保険項目 | カードAの補償額 | カードBの補償額 | 合算後の補償額 |
---|---|---|---|
傷害死亡・後遺障害 | 5,000万円 | 2,000万円 | 5,000万円 ※高い方が上限 |
疾病治療 | 300万円 | 200万円 | 500万円 |
傷害治療 | 300万円 | 200万円 | 500万円 |
携行品損害 | 30万円 | 20万円 | 50万円 |
賠償責任 | 3,000万円 | 2,000万円 | 5,000万円 |
救援者費用 | 200万円 | 200万円 | 400万円 |
ここで注意しなければならないのが、クレジットカードの保険は、「自動付帯」のものと「利用付帯」のものがある点です。利用付帯のものは出国までに利用可能な状態になるるよう考慮してください。

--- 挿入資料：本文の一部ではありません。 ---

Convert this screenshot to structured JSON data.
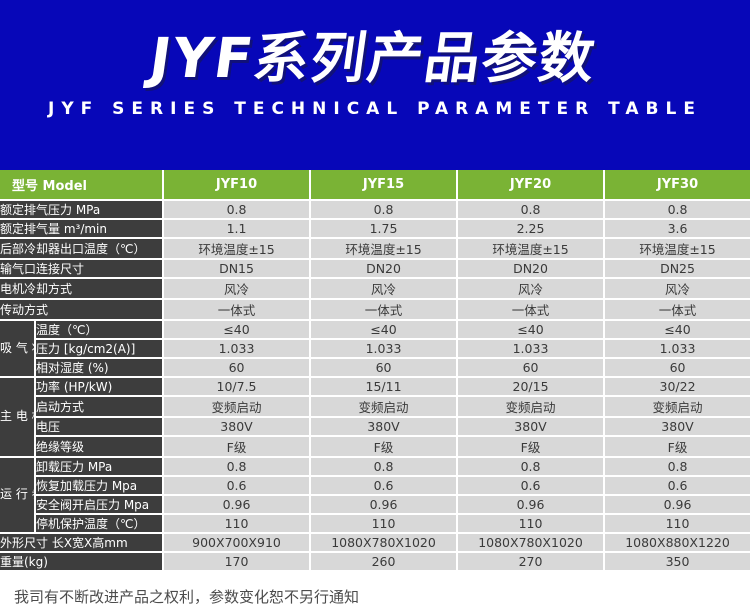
{
  "banner": {
    "title": "JYF系列产品参数",
    "subtitle": "JYF SERIES TECHNICAL PARAMETER TABLE",
    "bg_color": "#0707b8",
    "text_color": "#ffffff"
  },
  "table": {
    "colors": {
      "header_bg": "#7ab335",
      "label_bg": "#3d3d3d",
      "cell_bg": "#d8d8d8",
      "grid": "#ffffff",
      "label_text": "#ffffff",
      "cell_text": "#3a3a3a"
    },
    "header": {
      "label": "型号 Model",
      "models": [
        "JYF10",
        "JYF15",
        "JYF20",
        "JYF30"
      ]
    },
    "rows": [
      {
        "label": "额定排气压力 MPa",
        "values": [
          "0.8",
          "0.8",
          "0.8",
          "0.8"
        ]
      },
      {
        "label": "额定排气量 m³/min",
        "values": [
          "1.1",
          "1.75",
          "2.25",
          "3.6"
        ]
      },
      {
        "label": "后部冷却器出口温度（℃）",
        "values": [
          "环境温度±15",
          "环境温度±15",
          "环境温度±15",
          "环境温度±15"
        ]
      },
      {
        "label": "输气口连接尺寸",
        "values": [
          "DN15",
          "DN20",
          "DN20",
          "DN25"
        ]
      },
      {
        "label": "电机冷却方式",
        "values": [
          "风冷",
          "风冷",
          "风冷",
          "风冷"
        ]
      },
      {
        "label": "传动方式",
        "values": [
          "一体式",
          "一体式",
          "一体式",
          "一体式"
        ]
      },
      {
        "group": "吸气状态",
        "group_span": 3,
        "label": "温度（℃）",
        "values": [
          "≤40",
          "≤40",
          "≤40",
          "≤40"
        ]
      },
      {
        "label": "压力 [kg/cm2(A)]",
        "values": [
          "1.033",
          "1.033",
          "1.033",
          "1.033"
        ]
      },
      {
        "label": "相对湿度 (%)",
        "values": [
          "60",
          "60",
          "60",
          "60"
        ]
      },
      {
        "group": "主电机",
        "group_span": 4,
        "label": "功率 (HP/kW)",
        "values": [
          "10/7.5",
          "15/11",
          "20/15",
          "30/22"
        ]
      },
      {
        "label": "启动方式",
        "values": [
          "变频启动",
          "变频启动",
          "变频启动",
          "变频启动"
        ]
      },
      {
        "label": "电压",
        "values": [
          "380V",
          "380V",
          "380V",
          "380V"
        ]
      },
      {
        "label": "绝缘等级",
        "values": [
          "F级",
          "F级",
          "F级",
          "F级"
        ]
      },
      {
        "group": "运行参数",
        "group_span": 4,
        "label": "卸载压力 MPa",
        "values": [
          "0.8",
          "0.8",
          "0.8",
          "0.8"
        ]
      },
      {
        "label": "恢复加载压力 Mpa",
        "values": [
          "0.6",
          "0.6",
          "0.6",
          "0.6"
        ]
      },
      {
        "label": "安全阀开启压力 Mpa",
        "values": [
          "0.96",
          "0.96",
          "0.96",
          "0.96"
        ]
      },
      {
        "label": "停机保护温度（℃）",
        "values": [
          "110",
          "110",
          "110",
          "110"
        ]
      },
      {
        "label": "外形尺寸 长X宽X高mm",
        "values": [
          "900X700X910",
          "1080X780X1020",
          "1080X780X1020",
          "1080X880X1220"
        ]
      },
      {
        "label": "重量(kg)",
        "values": [
          "170",
          "260",
          "270",
          "350"
        ]
      }
    ]
  },
  "footer": {
    "note": "我司有不断改进产品之权利，参数变化恕不另行通知"
  }
}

利用付帯のクレジットカードが複数あっても、すべて利用可能にすることが難しい場合がありますので、自動付帯のクレジットカードを組み合わせると良いでしょう。
年会費無料で保険が自動付帯するクレジットカード(例)
- エポスカード(2023年10月より利用付帯に変更)
- 学生専用ライフカード(18~25歳の学生)
※年会費有料のクレジットカードであれば、保険が自動付帯するカードは多数あります。
※2023年3月25日時点の情報です。
利用付帯のクレジットカードの使い方
カード会社によって規則は異なりますが、海外渡航で使用する下記の運賃をカード払いにすると保険が利用できるようになる場合が多いです。
- 航空券
- 空港までの電車賃やタクシー代など公共交通機関
例えば、1枚の自動付帯、2枚の利用付帯の3枚の保険付きカードを持っていたとします。下記の支払い各々のクレジットカードで行うことで3枚とも保険利用できるようになります。
- カードA (自動付帯):何もしないでOK
- カードB (利用付帯):航空券を購入
- カードC (利用付帯):空港までの電車賃支払い
ただし、楽天カード(一般カード)など一部のカード会社では、公共交通機関の支払いでは保険利用が認められないため、お持ちのカードの利用条件を必ず確認してください。
クレジットカードの申込みは注意が必要
保険付きクレジットカードが必要だからといって、同時期に複数枚を申し込むのはやめましょう。カード会社各社は顧客の信用情報を共用しているため、このような申込みを行うとどのカードも審査に落ちる可能性が高くなります。
※保険によって内容・規則は異なります。この記事の内容はすべてを網羅したものではないため、必ずご利用の保険会社の規約をご確認ください。